Tori Turner and Lucy Webster were part of a fun event involving almost 300 students from Hawera Intermediate.

It saw the entire school take part in eight hands-on modules at the Hawera Showgrounds on career opportunities in the agri-food sector.

“Students learned about the science behind artificial insemination and how drone technology is being used to muster sheep,” said Deb Kingma from NZ Young Farmers.

“In one of the modules, they even got to blind taste test six different types of meat.”

The event was funded by the Red Meat Profit Partnership (RMPP) and delivered by NZ Young Farmers.

“It’s part of a national project to get students from 100 schools onto sheep and beef farms. In this case, we brought the farm to the kids,” Deb laughed.

“We want to get the industry on the radar of students and teachers, so they’re aware of the opportunities,” said RMPP’s Di Falconer.

The programme involved 11 classes of children between the ages of 11 and 13-years-old.

“The kids have been really engaged,” said teacher Larni Martin.

“The artificial insemination module was a hit among students.

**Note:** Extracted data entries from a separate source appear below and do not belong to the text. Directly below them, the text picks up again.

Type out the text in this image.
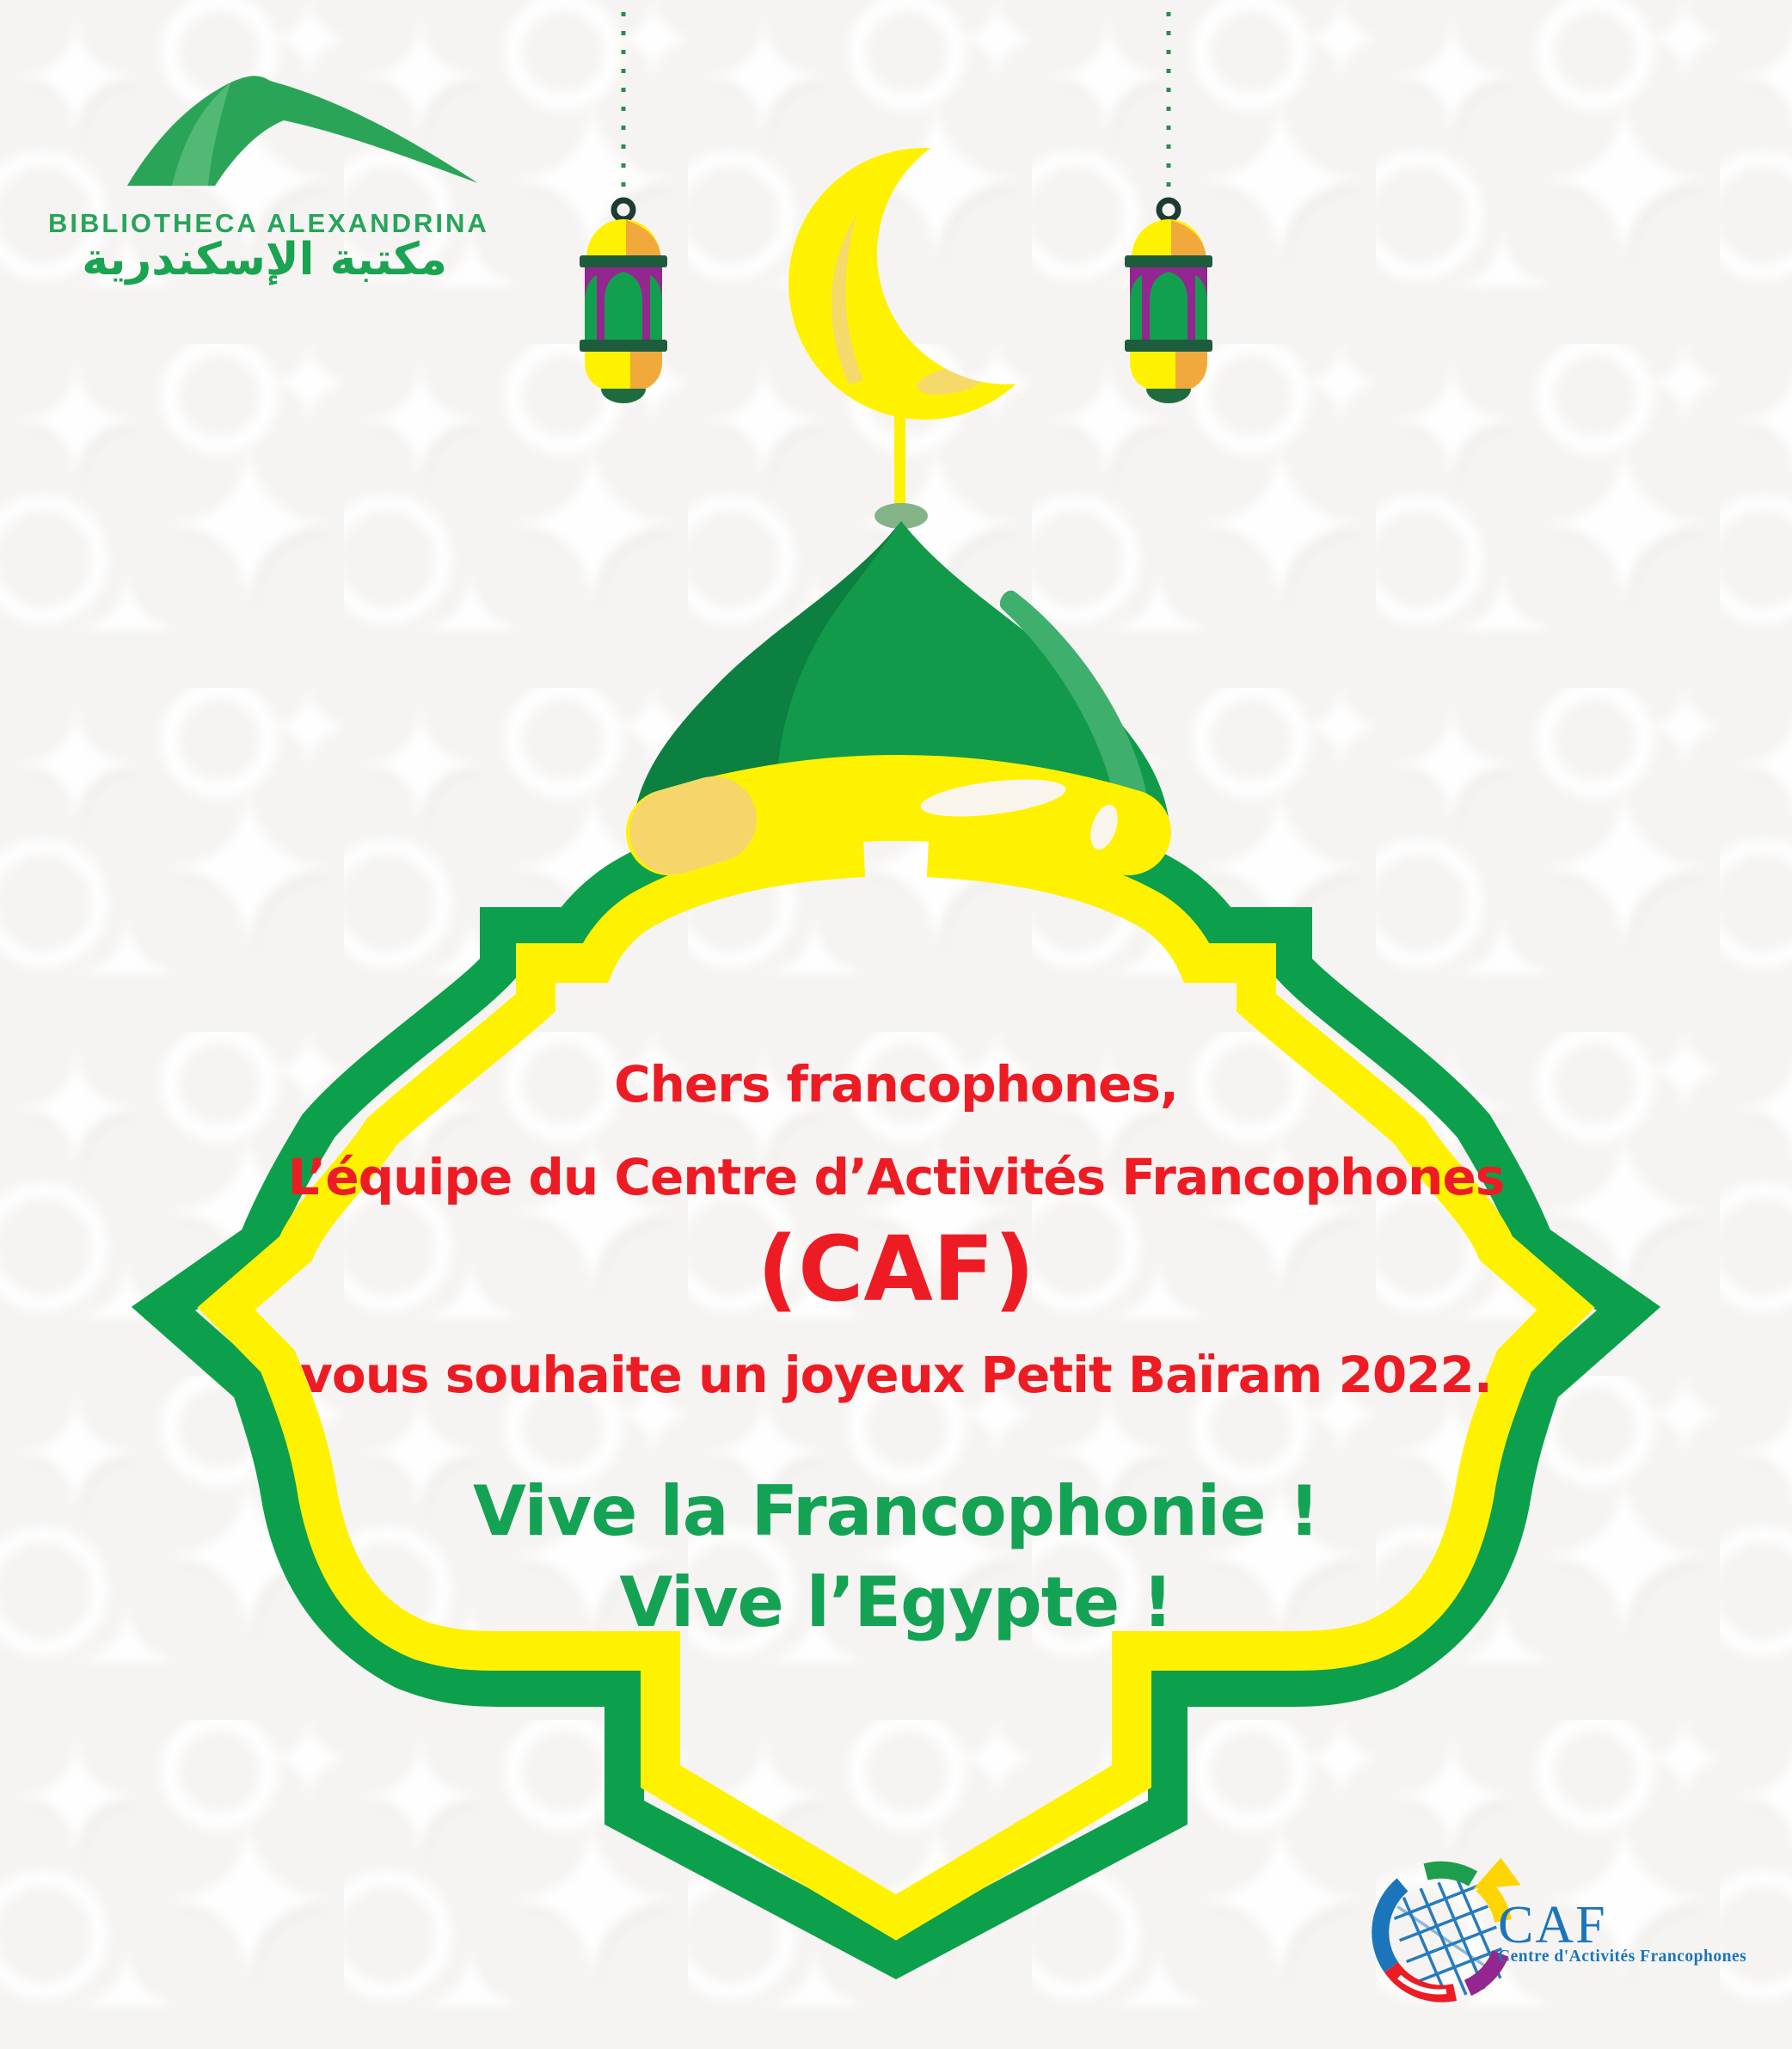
BIBLIOTHECA ALEXANDRINA
مكتبة الإسكندرية
Chers francophones,
L’équipe du Centre d’Activités Francophones
(CAF)
vous souhaite un joyeux Petit Baïram 2022.
Vive la Francophonie !
Vive l’Egypte !
CAF
Centre d'Activités Francophones
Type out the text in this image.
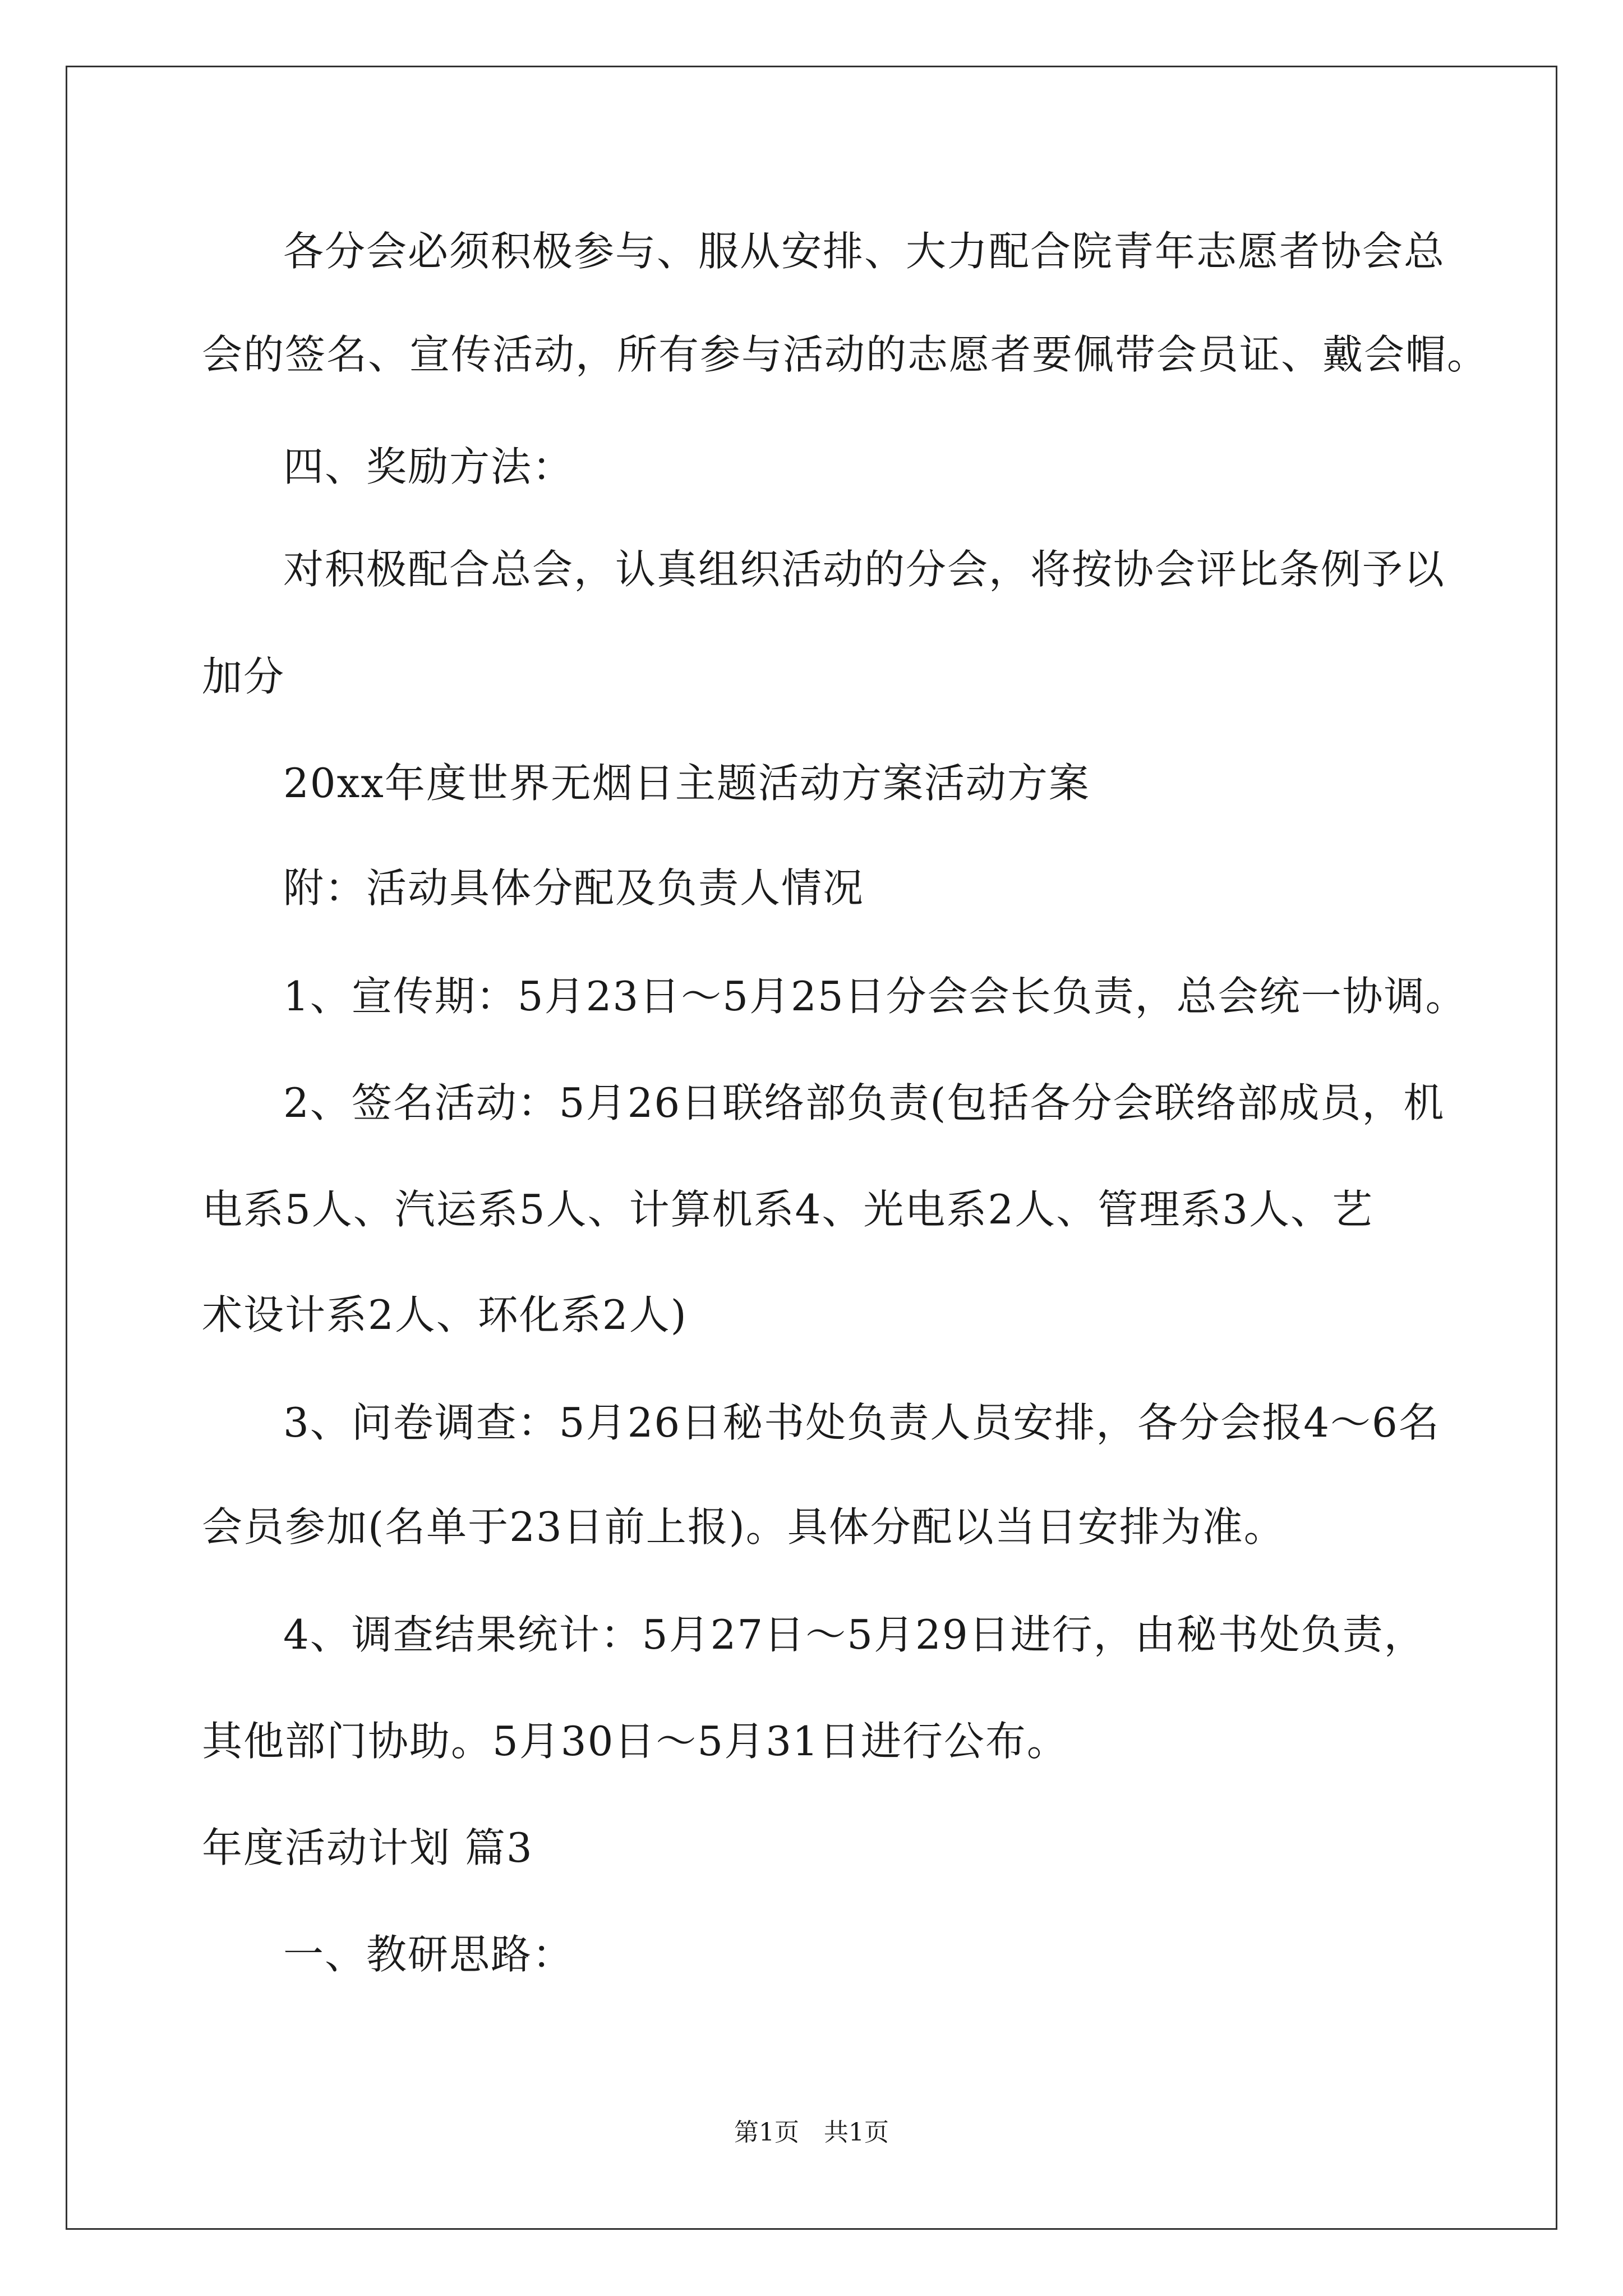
各分会必须积极参与、服从安排、大力配合院青年志愿者协会总

会的签名、宣传活动，所有参与活动的志愿者要佩带会员证、戴会帽。

四、奖励方法：

对积极配合总会，认真组织活动的分会，将按协会评比条例予以

加分

20xx年度世界无烟日主题活动方案活动方案

附：活动具体分配及负责人情况

1、宣传期：5月23日～5月25日分会会长负责，总会统一协调。

2、签名活动：5月26日联络部负责(包括各分会联络部成员，机

电系5人、汽运系5人、计算机系4、光电系2人、管理系3人、艺

术设计系2人、环化系2人)

3、问卷调查：5月26日秘书处负责人员安排，各分会报4～6名

会员参加(名单于23日前上报)。具体分配以当日安排为准。

4、调查结果统计：5月27日～5月29日进行，由秘书处负责，

其他部门协助。5月30日～5月31日进行公布。

年度活动计划 篇3

一、教研思路：

第1页　共1页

They all had a laugh and many were quite curious about reproduction.”

Brendon Kelly from Silver Fern Farms cooks meat for a blind taste test.2The module was a favourite for Year 7 student Juana Potts-Julian.

“Today was a lot of fun. I’m really keen to get job in the dairy industry,” she said.

Tori Turner and Lucy Webster told students a career as a vet can be an exciting challenge.

“It’s like a bit of a puzzle because humans can say where they’re in pain, whereas animals can’t,” said Tori, who works at the Taranaki Veterinary Centre.

“So we have to do a full examination to find out what’s going on with an animal, which can be quite difficult at times.”

He urged students to develop an interest in science if they want to be a vet.

“Studying all three sciences - chemistry, biology and physics – will help you get into Massey University where vets train,” he said.

New Zealand’s red meat sector will need to find an extra 33,000 workers by 2025 to replace people who will retire or exit the industry.

Silver Fern Farms processes, markets and exports lamb, beef and venison and employs about 7,000 people.

“We have people in our organisation who taste meat for a living. It’s not an easy task trying to identify different types of meat, as students discovered today,” said livestock agent Brendon Kelly.